Il souligne que selon l'ethnologie - un terme qui couvre l'étude des comportements humains et de la vie quotidienne dans les sociétés aussi bien contemporaines qu'historiques - le concept de toilettes est une impasse. "Mon principal argument contre cela est que les toilettes sont un concept relativement nouveau d'une période récente. Les sources ethnographiques indiquent qu'il s'agit de quelque chose qui fera son introduction dans le milieu rural seulement dans le milieu des années 1800. Avant cela, il était normal de se soulager sur le tas de fumier ou dans l'étable" , dit-il, avant d'ajouter:

"Aujourd'hui, les toilettes sont quelque chose de très privé, mais cela ne signifie pas que c'était le cas avant. Toute chose était une ressource et cela a dû être exploité comme tel."

 

Une idée qui n'est pas à rejeter

Kjartan Langsted n'exclut pas le fait que le concept des toilettes puisse avoir été introduit dès l'Âge Viking - mais dans ce cas il s'attendrait à l'observer dans un environnement plus aristocratique qu'à la ferme de Strøby, qui a peut-être bénéficiée d'une certaine aisance sociale, mais pas d'un niveau comparable, par exemple, à Lejre.

"D'après ce que je peux voir dans des sources plus récentes, cela semble étrange que ça puisse se présenter à cet endroit et à cette époque. Mais cela ne signifie pas que je rejette l'idée. Il y a aussi de solides arguments en sa faveur tels que les études scientifiques montrant la présence d'excréments", nuance Kjartan Langsted.

"Mais, on peut également penser qu'ils (les excréments, ndlr.) ont atterri dans le trou d'une autre manière."

 

Une plus grande distance entre les hommes et les animaux

Anna S. Beck explique qu'elle a généralement rencontré de la résistance dans le milieu professionnel sur le fait que le trou puisse être interprété comme des toilettes. "Ce qui est intéressant, parce que je trouve que c'est difficile à rejeter." 

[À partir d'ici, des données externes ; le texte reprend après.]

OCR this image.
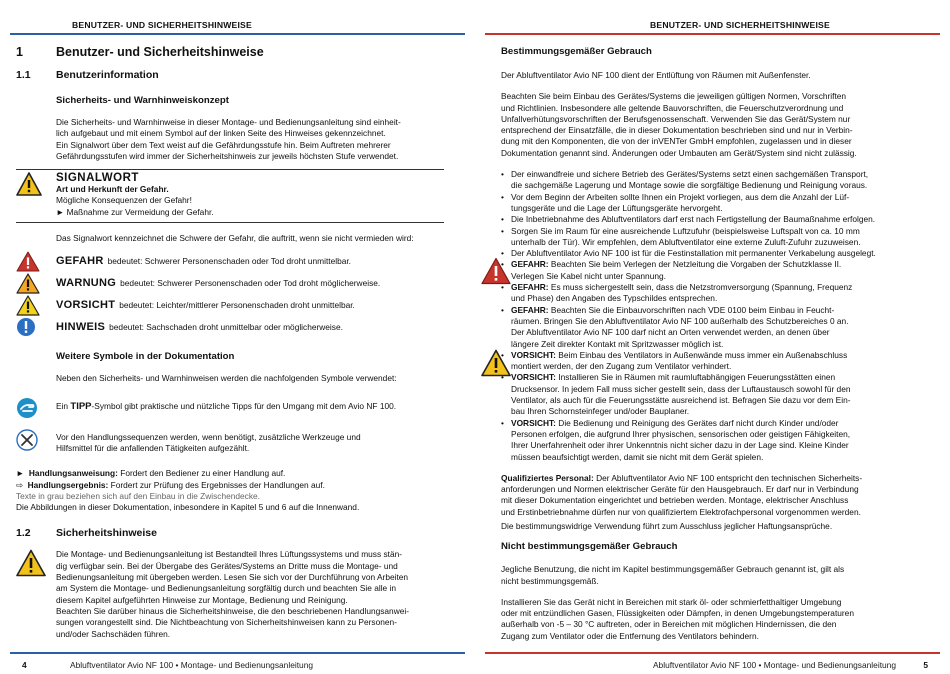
BENUTZER- UND SICHERHEITSHINWEISE
1	Benutzer- und Sicherheitshinweise
1.1	Benutzerinformation
Sicherheits- und Warnhinweiskonzept

Die Sicherheits- und Warnhinweise in dieser Montage- und Bedienungsanleitung sind einheit-

lich aufgebaut und mit einem Symbol auf der linken Seite des Hinweises gekennzeichnet.

Ein Signalwort über dem Text weist auf die Gefährdungsstufe hin. Beim Auftreten mehrerer

Gefährdungsstufen wird immer der Sicherheitshinweis zur jeweils höchsten Stufe verwendet.

SIGNALWORT

Art und Herkunft der Gefahr.

Mögliche Konsequenzen der Gefahr!

► Maßnahme zur Vermeidung der Gefahr.

Das Signalwort kennzeichnet die Schwere der Gefahr, die auftritt, wenn sie nicht vermieden wird:

GEFAHR bedeutet: Schwerer Personenschaden oder Tod droht unmittelbar.
WARNUNG bedeutet: Schwerer Personenschaden oder Tod droht möglicherweise.
VORSICHT bedeutet: Leichter/mittlerer Personenschaden droht unmittelbar.
HINWEIS bedeutet: Sachschaden droht unmittelbar oder möglicherweise.
Weitere Symbole in der Dokumentation

Neben den Sicherheits- und Warnhinweisen werden die nachfolgenden Symbole verwendet:

Ein TIPP-Symbol gibt praktische und nützliche Tipps für den Umgang mit dem Avio NF 100.

Vor den Handlungssequenzen werden, wenn benötigt, zusätzliche Werkzeuge und

Hilfsmittel für die anfallenden Tätigkeiten aufgezählt.

►  Handlungsanweisung: Fordert den Bediener zu einer Handlung auf.

⇨  Handlungsergebnis: Fordert zur Prüfung des Ergebnisses der Handlungen auf.

Texte in grau beziehen sich auf den Einbau in die Zwischendecke.

Die Abbildungen in dieser Dokumentation, inbesondere in Kapitel 5 und 6 auf die Innenwand.

1.2	Sicherheitshinweise

Die Montage- und Bedienungsanleitung ist Bestandteil Ihres Lüftungssystems und muss stän-

dig verfügbar sein. Bei der Übergabe des Gerätes/Systems an Dritte muss die Montage- und

Bedienungsanleitung mit übergeben werden. Lesen Sie sich vor der Durchführung von Arbeiten

am System die Montage- und Bedienungsanleitung sorgfältig durch und beachten Sie alle in

diesem Kapitel aufgeführten Hinweise zur Montage, Bedienung und Reinigung.

Beachten Sie darüber hinaus die Sicherheitshinweise, die den beschriebenen Handlungsanwei-

sungen vorangestellt sind. Die Nichtbeachtung von Sicherheitshinweisen kann zu Personen-

und/oder Sachschäden führen.

4	Abluftventilator Avio NF 100 • Montage- und Bedienungsanleitung
BENUTZER- UND SICHERHEITSHINWEISE
Bestimmungsgemäßer Gebrauch

Der Abluftventilator Avio NF 100 dient der Entlüftung von Räumen mit Außenfenster.

Beachten Sie beim Einbau des Gerätes/Systems die jeweiligen gültigen Normen, Vorschriften

und Richtlinien. Insbesondere alle geltende Bauvorschriften, die Feuerschutzverordnung und

Unfallverhütungsvorschriften der Berufsgenossenschaft. Verwenden Sie das Gerät/System nur

entsprechend der Einsatzfälle, die in dieser Dokumentation beschrieben sind und nur in Verbin-

dung mit den Komponenten, die von der inVENTer GmbH empfohlen, zugelassen und in dieser

Dokumentation genannt sind. Änderungen oder Umbauten am Gerät/System sind nicht zulässig.

• Der einwandfreie und sichere Betrieb des Gerätes/Systems setzt einen sachgemäßen Transport,
die sachgemäße Lagerung und Montage sowie die sorgfältige Bedienung und Reinigung voraus.
• Vor dem Beginn der Arbeiten sollte Ihnen ein Projekt vorliegen, aus dem die Anzahl der Lüf-
tungsgeräte und die Lage der Lüftungsgeräte hervorgeht.
• Die Inbetriebnahme des Abluftventilators darf erst nach Fertigstellung der Baumaßnahme erfolgen.
• Sorgen Sie im Raum für eine ausreichende Luftzufuhr (beispielsweise Luftspalt von ca. 10 mm
unterhalb der Tür). Wir empfehlen, dem Abluftventilator eine externe Zuluft-Zufuhr zuzuweisen.
• Der Abluftventilator Avio NF 100 ist für die Festinstallation mit permanenter Verkabelung ausgelegt.
• GEFAHR: Beachten Sie beim Verlegen der Netzleitung die Vorgaben der Schutzklasse II.
Verlegen Sie Kabel nicht unter Spannung.
• GEFAHR: Es muss sichergestellt sein, dass die Netzstromversorgung (Spannung, Frequenz
und Phase) den Angaben des Typschildes entsprechen.
• GEFAHR: Beachten Sie die Einbauvorschriften nach VDE 0100 beim Einbau in Feucht-
räumen. Bringen Sie den Abluftventilator Avio NF 100 außerhalb des Schutzbereiches 0 an.
Der Abluftventilator Avio NF 100 darf nicht an Orten verwendet werden, an denen über
längere Zeit direkter Kontakt mit Spritzwasser möglich ist.
• VORSICHT: Beim Einbau des Ventilators in Außenwände muss immer ein Außenabschluss
montiert werden, der den Zugang zum Ventilator verhindert.
• VORSICHT: Installieren Sie in Räumen mit raumluftabhängigen Feuerungsstätten einen
Drucksensor. In jedem Fall muss sicher gestellt sein, dass der Luftaustausch sowohl für den
Ventilator, als auch für die Feuerungsstätte ausreichend ist. Befragen Sie dazu vor dem Ein-
bau Ihren Schornsteinfeger und/oder Bauplaner.
• VORSICHT: Die Bedienung und Reinigung des Gerätes darf nicht durch Kinder und/oder
Personen erfolgen, die aufgrund Ihrer physischen, sensorischen oder geistigen Fähigkeiten,
Ihrer Unerfahrenheit oder ihrer Unkenntnis nicht sicher dazu in der Lage sind. Kleine Kinder
müssen beaufsichtigt werden, damit sie nicht mit dem Gerät spielen.

Qualifiziertes Personal: Der Abluftventilator Avio NF 100 entspricht den technischen Sicherheits-

anforderungen und Normen elektrischer Geräte für den Hausgebrauch. Er darf nur in Verbindung

mit dieser Dokumentation eingerichtet und betrieben werden. Montage, elektrischer Anschluss

und Erstinbetriebnahme dürfen nur von qualifiziertem Elektrofachpersonal vorgenommen werden.

Die bestimmungswidrige Verwendung führt zum Ausschluss jeglicher Haftungsansprüche.

Nicht bestimmungsgemäßer Gebrauch

Jegliche Benutzung, die nicht im Kapitel bestimmungsgemäßer Gebrauch genannt ist, gilt als

nicht bestimmungsgemäß.

Installieren Sie das Gerät nicht in Bereichen mit stark öl- oder schmierfetthaltiger Umgebung

oder mit entzündlichen Gasen, Flüssigkeiten oder Dämpfen, in denen Umgebungstemperaturen

außerhalb von -5 – 30 °C auftreten, oder in Bereichen mit möglichen Hindernissen, die den

Zugang zum Ventilator oder die Entfernung des Ventilators behindern.

Abluftventilator Avio NF 100 • Montage- und Bedienungsanleitung	5
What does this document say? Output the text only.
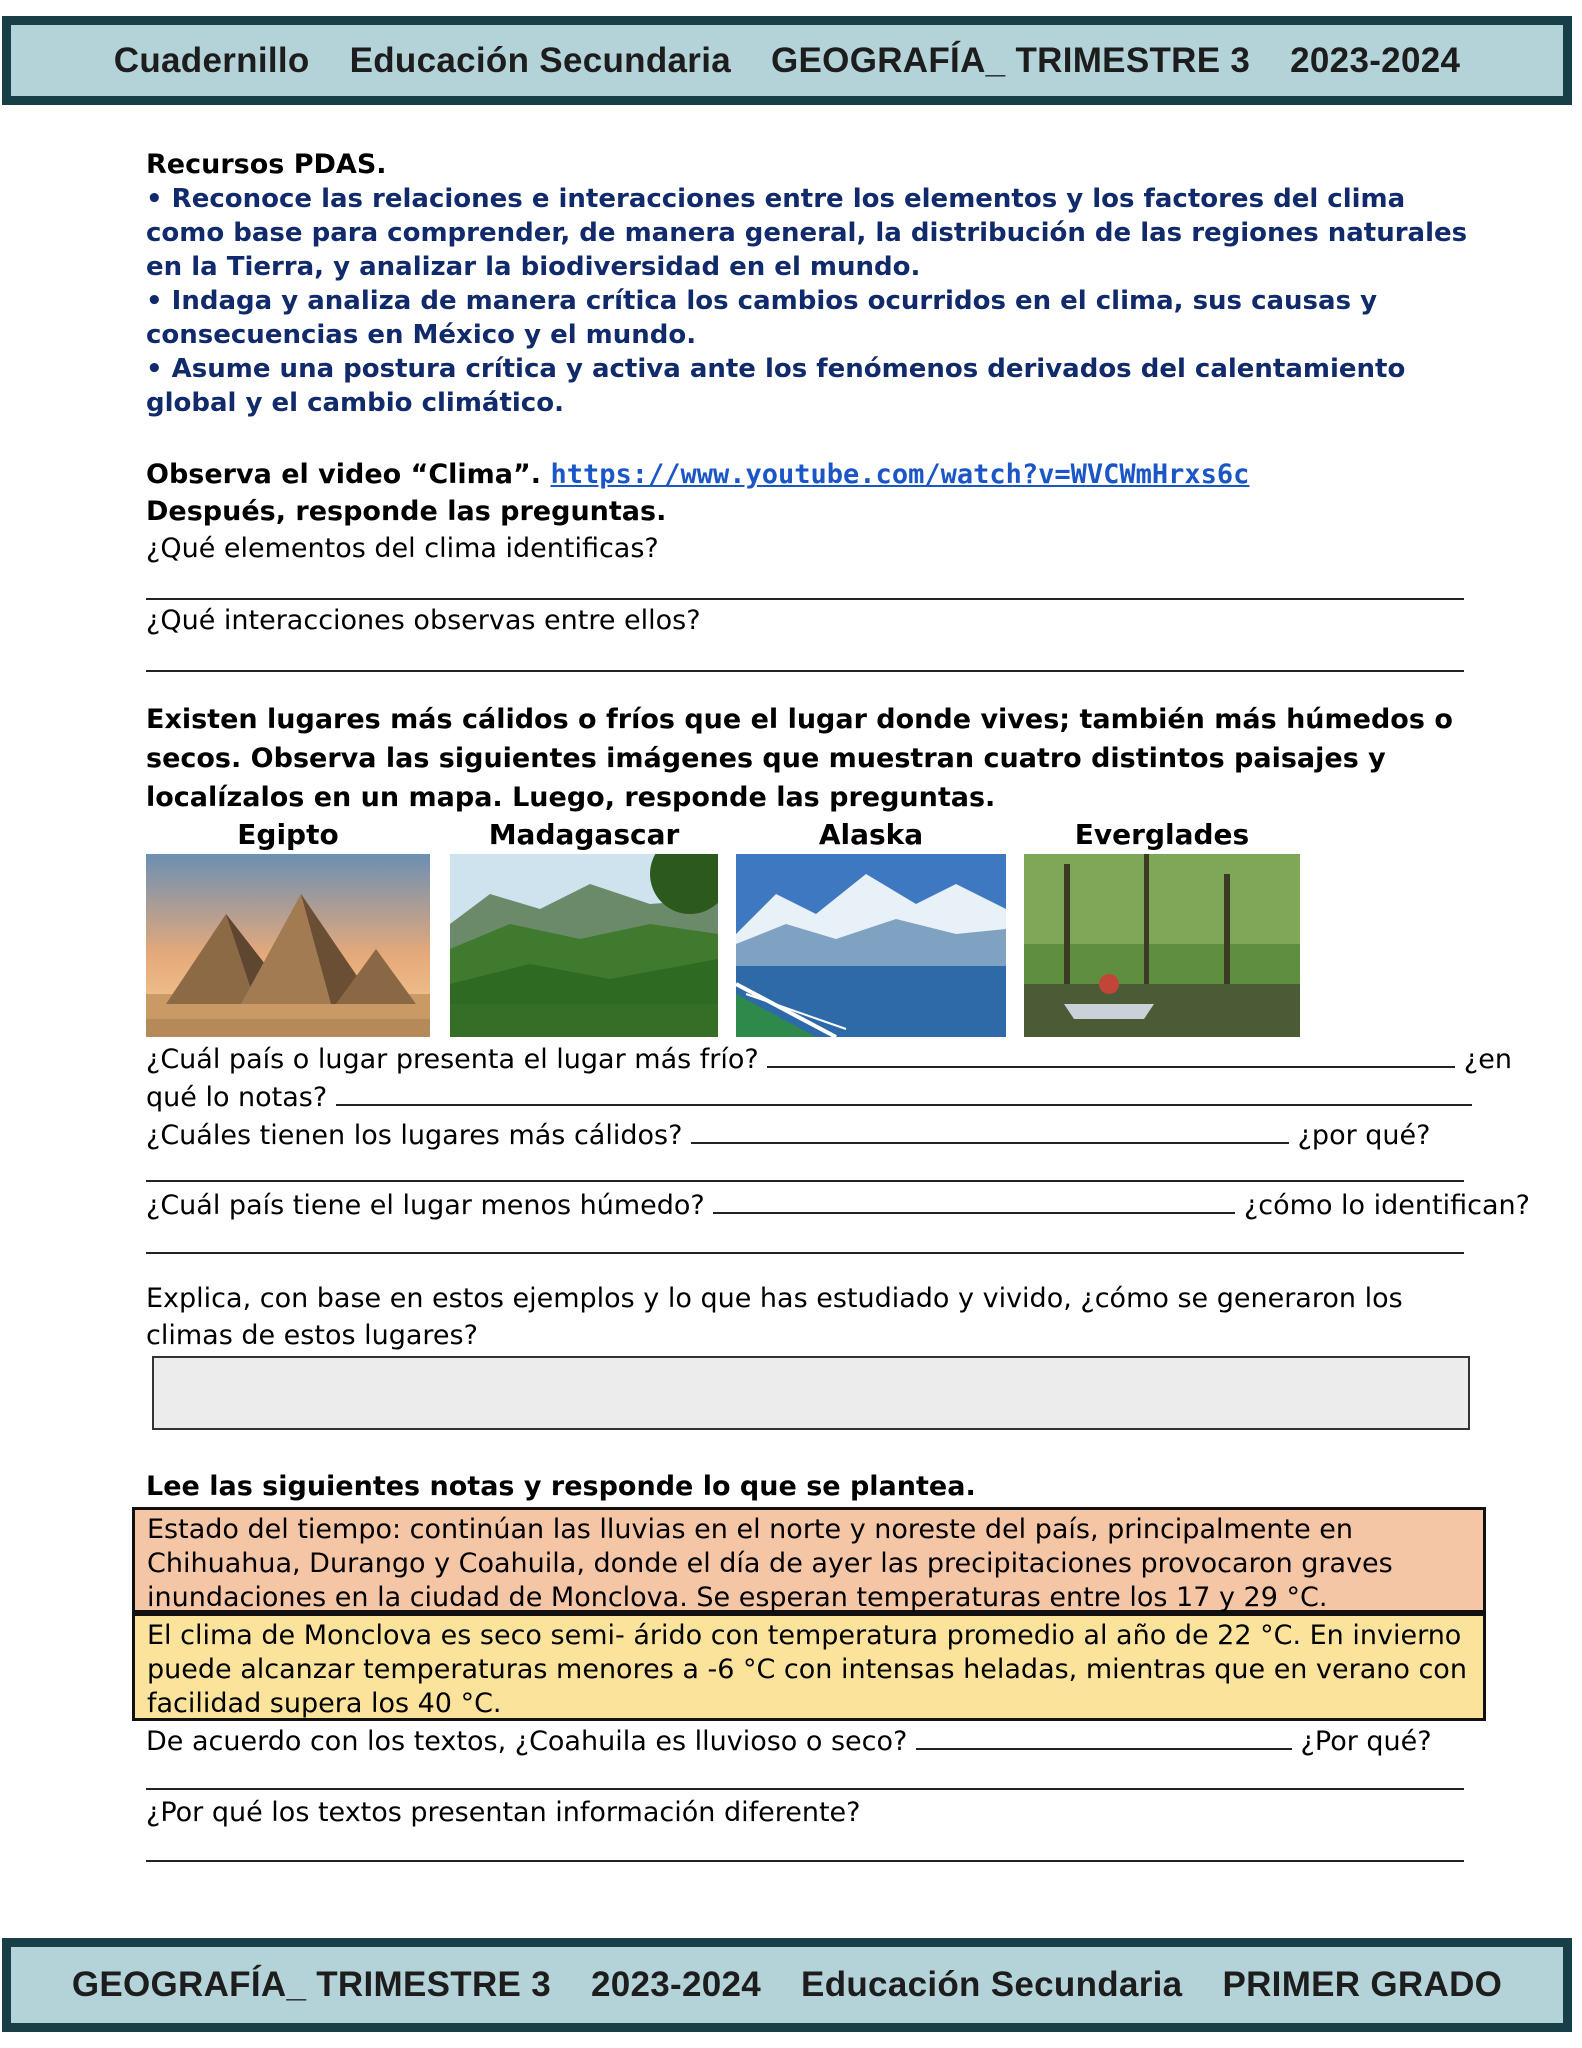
Cuadernillo Educación Secundaria GEOGRAFÍA_ TRIMESTRE 3 2023-2024
Recursos PDAS.
• Reconoce las relaciones e interacciones entre los elementos y los factores del clima como base para comprender, de manera general, la distribución de las regiones naturales en la Tierra, y analizar la biodiversidad en el mundo.
• Indaga y analiza de manera crítica los cambios ocurridos en el clima, sus causas y consecuencias en México y el mundo.
• Asume una postura crítica y activa ante los fenómenos derivados del calentamiento global y el cambio climático.
Observa el video “Clima”. https://www.youtube.com/watch?v=WVCWmHrxs6c
Después, responde las preguntas.
¿Qué elementos del clima identificas?
¿Qué interacciones observas entre ellos?
Existen lugares más cálidos o fríos que el lugar donde vives; también más húmedos o secos. Observa las siguientes imágenes que muestran cuatro distintos paisajes y localízalos en un mapa. Luego, responde las preguntas.
Egipto	Madagascar	Alaska	Everglades
¿Cuál país o lugar presenta el lugar más frío?	¿en
qué lo notas?
¿Cuáles tienen los lugares más cálidos?	¿por qué?
¿Cuál país tiene el lugar menos húmedo?	¿cómo lo identifican?
Explica, con base en estos ejemplos y lo que has estudiado y vivido, ¿cómo se generaron los climas de estos lugares?
Lee las siguientes notas y responde lo que se plantea.
Estado del tiempo: continúan las lluvias en el norte y noreste del país, principalmente en Chihuahua, Durango y Coahuila, donde el día de ayer las precipitaciones provocaron graves inundaciones en la ciudad de Monclova. Se esperan temperaturas entre los 17 y 29 °C.
El clima de Monclova es seco semi- árido con temperatura promedio al año de 22 °C. En invierno puede alcanzar temperaturas menores a -6 °C con intensas heladas, mientras que en verano con facilidad supera los 40 °C.
De acuerdo con los textos, ¿Coahuila es lluvioso o seco?	¿Por qué?
¿Por qué los textos presentan información diferente?
GEOGRAFÍA_ TRIMESTRE 3 2023-2024 Educación Secundaria PRIMER GRADO
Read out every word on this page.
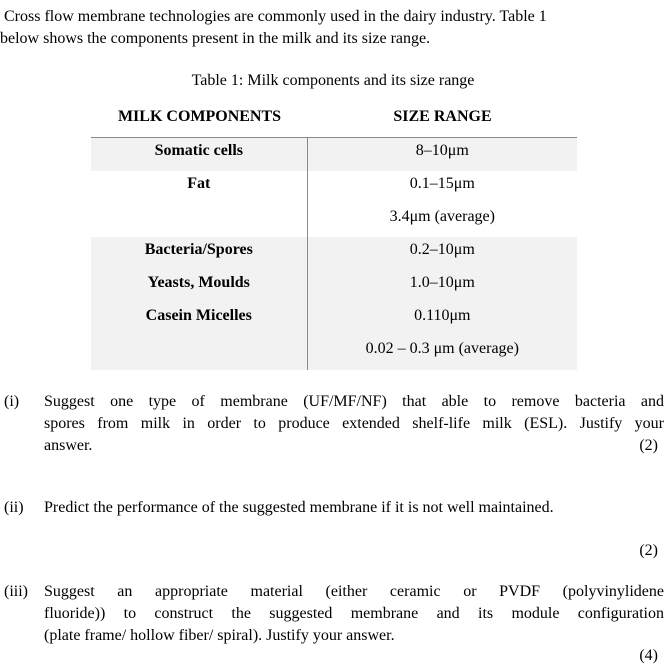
Cross flow membrane technologies are commonly used in the dairy industry. Table 1
below shows the components present in the milk and its size range.
Table 1: Milk components and its size range
MILK COMPONENTS	SIZE RANGE
Somatic cells	8–10μm
Fat	0.1–15μm
3.4μm (average)
Bacteria/Spores	0.2–10μm
Yeasts, Moulds	1.0–10μm
Casein Micelles	0.110μm
0.02 – 0.3 μm (average)
(i) Suggest one type of membrane (UF/MF/NF) that able to remove bacteria and
spores from milk in order to produce extended shelf-life milk (ESL). Justify your
answer.	(2)
(ii) Predict the performance of the suggested membrane if it is not well maintained.
(2)
(iii) Suggest an appropriate material (either ceramic or PVDF (polyvinylidene
fluoride)) to construct the suggested membrane and its module configuration
(plate frame/ hollow fiber/ spiral). Justify your answer.
(4)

Anna S. Beck projette d'écrire un article scientifique sur les toilettes vikings de la ferme de Strøby quand elle aura obtenu son doctorat. Et elle conclut ainsi:

"L'idée seule que des excréments devraient être une ressource pour les champs implique que les gens ont eu une conception moderne et rationnelle de la vie. Mais on sait à travers les différentes cultures dans le monde entier que le traitement des selles est entouré de règles et de tabous culturels et sociaux complexes. Ainsi, de la culture des toilettes, on peut en apprendre beaucoup sur les normes et les règles de la société en question. Nous savons par exemple que les animaux, qui ont vécu sous le même toit que les gens pendant plus de mille ans, ont été éloignés des habitations des hommes à cette époque. La distance entre les humains et les animaux est donc devenue plus importante, à la fois physiquement et probablement aussi mentalement. Cette idée alors pourrait ne pas vraiment bien correspondre au fait d'aller s'accroupir dans l'étable pour faire ses besoins avec les animaux."